Sexual Addiction Screening Test (Men)
Sexual Addiction Screening Test (Men)
The Men’s Sexual Addiction Screening Test can help determine whether you might have difficulty
with sexually compulsive or sexually addictive behavior. Use the results to help decide if you
need to see a doctor or other mental health professional to further discuss diagnosis and treatment
of sexual addiction.
Instructions
This sexual addiction test is for men who may be having problems with sexual addiction.
Answer each of the questions and click the “score” button at the bottom.
1 )
Were you sexually abused as a child or adolescent?
Yes
No
2 )
Have you subscribed or regularly purchased/rented sexually explicit magazines or videos?
Yes
No
3 )
Did your parents have trouble with their sexual or romantic behaviors?
Yes
No
4 )
Do you often find yourself preoccupied with sexual thoughts?
Yes
No
5 )
Has your use of phone sex lines, computer sex lines etc. exceeded your ability to pay for these services?
Yes
No
6 )
Does your significant other(s), friends, or family ever worry or complain about your sexual behavior? (not related to sexual orientation)
Yes
No
7 )
Do you have trouble stopping your sexual behavior when you know it is inappropriate and/or dangerous to your health?
Yes
No
8 )
Has your involvement with pornography, phone sex, computer board sex, etc. become greater than
your intimate contacts with romantic partners?
Yes
No
9 )
Do you keep the extent or nature of your sexual activities hidden from your friends and/or partners? (not related to sexual orientation)
Yes
No
10 )
Do you look forward to events with friends or family being over so that you can go out to have sex?
Yes
No
11 )
Do you visit sexual bath houses, sex clubs and/or video bookstores as a regular part of your sexual activity?
Yes
No
12 )
Do you believe that anonymous or casual sex has kept you from having more long term
intimate relationships or from reaching other personal goals?
Yes
No
13 )
Do you have trouble maintaining intimate relationships once the “sexual newness” of the person has worn off?
Yes
No
14 )
Do your sexual encounters place you in danger of arrest for lewd conduct or public indecency?
Yes
No
15 )
Are you HIV positive, yet continue to engage in risky or unsafe sexual behavior?
Yes
No
16 )
Has anyone ever been hurt emotionally by events related to your sexual behavior, e.g. lying to partner or friends, not showing
up for event/appointment due to sexual liaisons, etc., (not related to sexual orientation)?
Yes
No
17 )
Have you ever been approached, charged, arrested by the police, security, etc. due to sexual activity in a public place?
Yes
No
18 )
Have you ever been sexual with a minor?
Yes
No
19 )
When you have sex, do you feel depressed afterwards?
Yes
No
20 )
Have you made repeated promises to yourself to change some form of your sexual activity only to break them later? (not related to sexual orientation)
Yes
No
21 )
Have your sexual activities interfered with some aspect of your professional or personal life, e.g.

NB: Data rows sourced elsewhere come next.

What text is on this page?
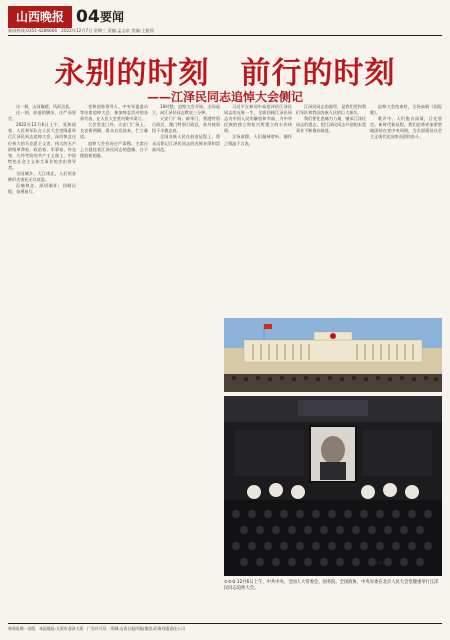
山西晚报 04 要闻
新闻热线:0351-4286666　2022年12月7日 星期三 责编:孟志泉 美编:王振翔
永别的时刻　前行的时刻
——江泽民同志追悼大会侧记

这一刻，山河凝噎，风雨含悲。

这一刻，前进的脚步，庄严而坚定。

2022年12月6日上午，党和国家、人民和军队在人民大会堂隆重举行江泽民同志追悼大会，深切悼念这位伟大的马克思主义者，伟大的无产阶级革命家、政治家、军事家、外交家，久经考验的共产主义战士，中国特色社会主义伟大事业的杰出领导者。

全国城乡，大江南北，人们用各种形式寄托无尽哀思。

沉痛悼念，深切缅怀；回顾历程，奋勇前行。

党和国家领导人、中央军委委员等出席追悼大会，参加悼念活动的各界代表，在人民大会堂内集中肃立。

大会堂北门外，天安门广场上，长安街两侧，群众自发前来，伫立凝望。

追悼大会会场庄严肃穆。主席台上方悬挂着江泽民同志的遗像，台下摆放着花圈。

10时整，追悼大会开始。全场起立，向江泽民同志默哀三分钟。

天安门广场、新华门、香港特别行政区、澳门特别行政区，驻外使领馆下半旗志哀。

全国各族人民在前进征程上，将永远铭记江泽民同志的光辉业绩和崇高风范。

习近平在悼词中高度评价江泽民同志的光辉一生，全面回顾江泽民同志为中国人民的解放和幸福、为中华民族的独立和复兴所建立的丰功伟绩。

全场肃穆，人们凝神聆听，缅怀之情溢于言表。

江泽民同志的逝世，是我们党和我们军队和我国各族人民的巨大损失。

我们要化悲痛为力量，继承江泽民同志的遗志，把江泽民同志开创的未竟事业不断推向前进。

追悼大会结束时，全场高唱《国际歌》。

歌声中，人们饱含深情，目光坚定。新时代新征程，我们必将更加紧密地团结在党中央周围，为全面建设社会主义现代化国家而团结奋斗。

新华社发
①②③ 12月6日上午，中共中央、全国人大常委会、国务院、全国政协、中央军委在北京人民大会堂隆重举行江泽民同志追悼大会。
每周星期一出版　本报地址:太原市迎泽大街　广告许可证　印刷:山西日报传媒(集团)印务有限责任公司
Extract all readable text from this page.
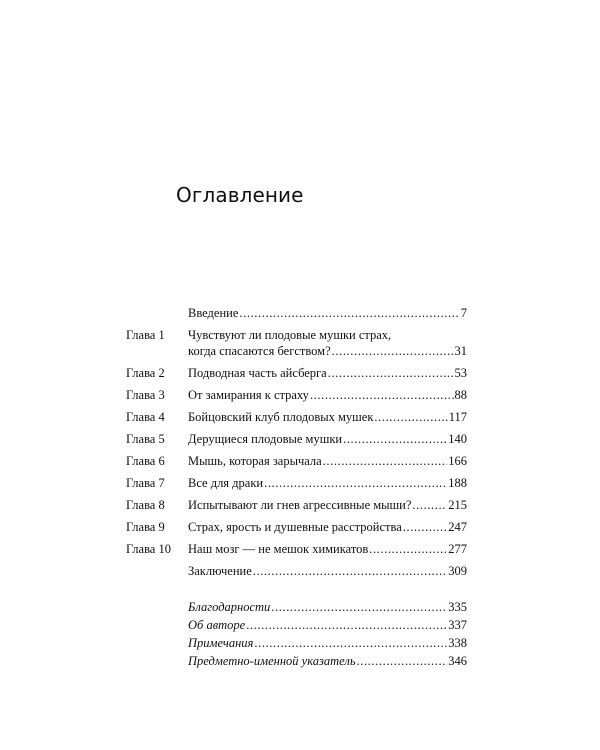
Оглавление
Введение .....	7
Глава 1 Чувствуют ли плодовые мушки страх,
когда спасаются бегством? .....	31
Глава 2 Подводная часть айсберга .....	53
Глава 3 От замирания к страху .....	88
Глава 4 Бойцовский клуб плодовых мушек .....	117
Глава 5 Дерущиеся плодовые мушки .....	140
Глава 6 Мышь, которая зарычала .....	166
Глава 7 Все для драки .....	188
Глава 8 Испытывают ли гнев агрессивные мыши? .....	215
Глава 9 Страх, ярость и душевные расстройства .....	247
Глава 10 Наш мозг — не мешок химикатов .....	277
Заключение .....	309
Благодарности .....	335
Об авторе .....	337
Примечания .....	338
Предметно-именной указатель .....	346
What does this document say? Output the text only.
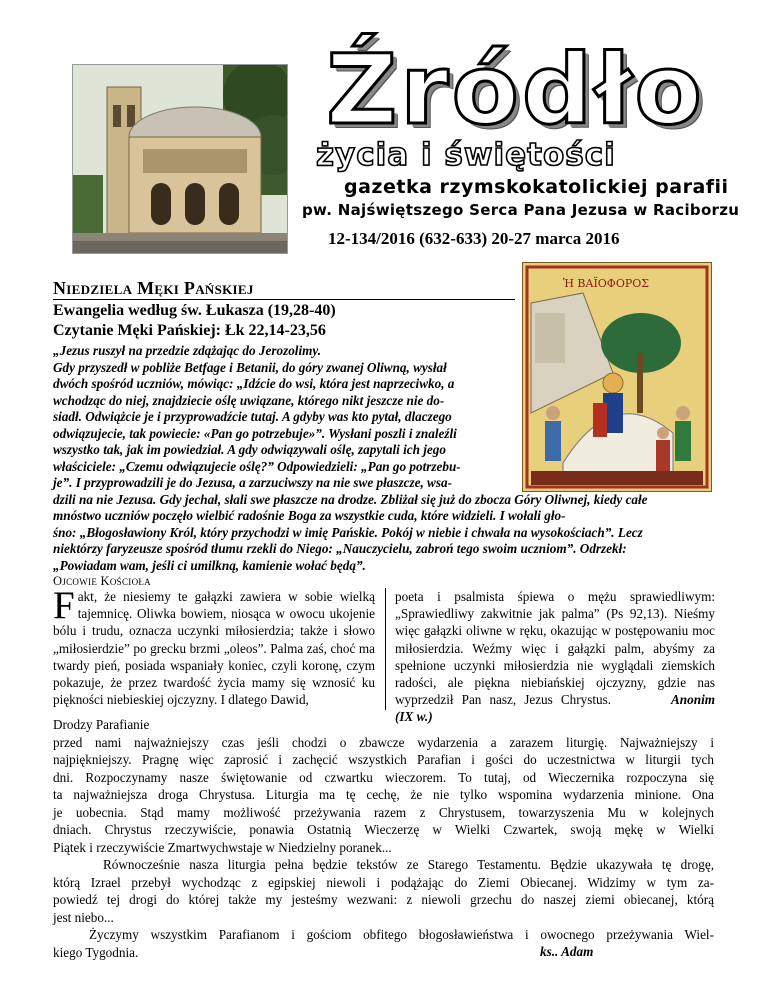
Źródło
życia i świętości
gazetka rzymskokatolickiej parafii
pw. Najświętszego Serca Pana Jezusa w Raciborzu
12-134/2016 (632-633) 20-27 marca 2016
Niedziela Męki Pańskiej
Ewangelia według św. Łukasza (19,28-40)
Czytanie Męki Pańskiej: Łk 22,14-23,56
Ἡ ΒΑΪΟΦΟΡΟΣ
„Jezus ruszył na przedzie zdążając do Jerozolimy.
Gdy przyszedł w pobliże Betfage i Betanii, do góry zwanej Oliwną, wysłał
dwóch spośród uczniów, mówiąc: „Idźcie do wsi, która jest naprzeciwko, a
wchodząc do niej, znajdziecie oślę uwiązane, którego nikt jeszcze nie do-
siadł. Odwiążcie je i przyprowadźcie tutaj. A gdyby was kto pytał, dlaczego
odwiązujecie, tak powiecie: «Pan go potrzebuje»”. Wysłani poszli i znaleźli
wszystko tak, jak im powiedział. A gdy odwiązywali oślę, zapytali ich jego
właściciele: „Czemu odwiązujecie oślę?” Odpowiedzieli: „Pan go potrzebu-
je”. I przyprowadzili je do Jezusa, a zarzuciwszy na nie swe płaszcze, wsa-
dzili na nie Jezusa. Gdy jechał, słali swe płaszcze na drodze. Zbliżał się już do zbocza Góry Oliwnej, kiedy całe
mnóstwo uczniów poczęło wielbić radośnie Boga za wszystkie cuda, które widzieli. I wołali gło-
śno: „Błogosławiony Król, który przychodzi w imię Pańskie. Pokój w niebie i chwała na wysokościach”. Lecz
niektórzy faryzeusze spośród tłumu rzekli do Niego: „Nauczycielu, zabroń tego swoim uczniom”. Odrzekł:
„Powiadam wam, jeśli ci umilkną, kamienie wołać będą”.
Ojcowie Kościoła
Fakt, że niesiemy te gałązki zawiera w sobie wielką tajemnicę. Oliwka bowiem, niosąca w owocu ukojenie bólu i trudu, oznacza uczynki miłosierdzia; także i słowo „miłosierdzie” po grecku brzmi „oleos”. Palma zaś, choć ma twardy pień, posiada wspaniały koniec, czyli koronę, czym pokazuje, że przez twardość życia mamy się wznosić ku piękności niebieskiej ojczyzny. I dlatego Dawid,
poeta i psalmista śpiewa o mężu sprawiedliwym: „Sprawiedliwy zakwitnie jak palma” (Ps 92,13). Nieśmy więc gałązki oliwne w ręku, okazując w postępowaniu moc miłosierdzia. Weźmy więc i gałązki palm, abyśmy za spełnione uczynki miłosierdzia nie wyglądali ziemskich radości, ale piękna niebiańskiej ojczyzny, gdzie nas wyprzedził Pan nasz, Jezus Chrystus.	Anonim (IX w.)
Drodzy Parafianie
przed nami najważniejszy czas jeśli chodzi o zbawcze wydarzenia a zarazem liturgię. Najważniejszy i
najpiękniejszy. Pragnę więc zaprosić i zachęcić wszystkich Parafian i gości do uczestnictwa w liturgii tych
dni. Rozpoczynamy nasze świętowanie od czwartku wieczorem. To tutaj, od Wieczernika rozpoczyna się
ta najważniejsza droga Chrystusa. Liturgia ma tę cechę, że nie tylko wspomina wydarzenia minione. Ona
je uobecnia. Stąd mamy możliwość przeżywania razem z Chrystusem, towarzyszenia Mu w kolejnych
dniach. Chrystus rzeczywiście, ponawia Ostatnią Wieczerzę w Wielki Czwartek, swoją mękę w Wielki
Piątek i rzeczywiście Zmartwychwstaje w Niedzielny poranek...
Równocześnie nasza liturgia pełna będzie tekstów ze Starego Testamentu. Będzie ukazywała tę drogę,
którą Izrael przebył wychodząc z egipskiej niewoli i podążając do Ziemi Obiecanej. Widzimy w tym za-
powiedź tej drogi do której także my jesteśmy wezwani: z niewoli grzechu do naszej ziemi obiecanej, którą
jest niebo...
Życzymy wszystkim Parafianom i gościom obfitego błogosławieństwa i owocnego przeżywania Wiel-
kiego Tygodnia.	ks.. Adam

unable to perform at work, loss of relationship? (not related to sexual orientation)
Yes
No
22 )
Have you engaged in unsafe or “risky” sexual practices even though you knew it could cause you harm?
Yes
No
23 )
Have you ever paid for sex?
Yes
No
24 )
Have you ever had sex with someone just because you were feeling aroused and later felt ashamed or regretted it?
Yes
No
25 )
Have you ever cruised public restrooms, rest areas and/or parks looking for sexual encounters with strangers?
Yes
No
Scoring:
· 1-3 (Your sexual behavior may be an area of concern)
· 3-5 (Your answers indicate professional help for sexually compulsive or addictive behavior is warranted)
· 6+ (Your answers reveal that you clearly have a problem with potentially self abusive and/or dangerous consequences.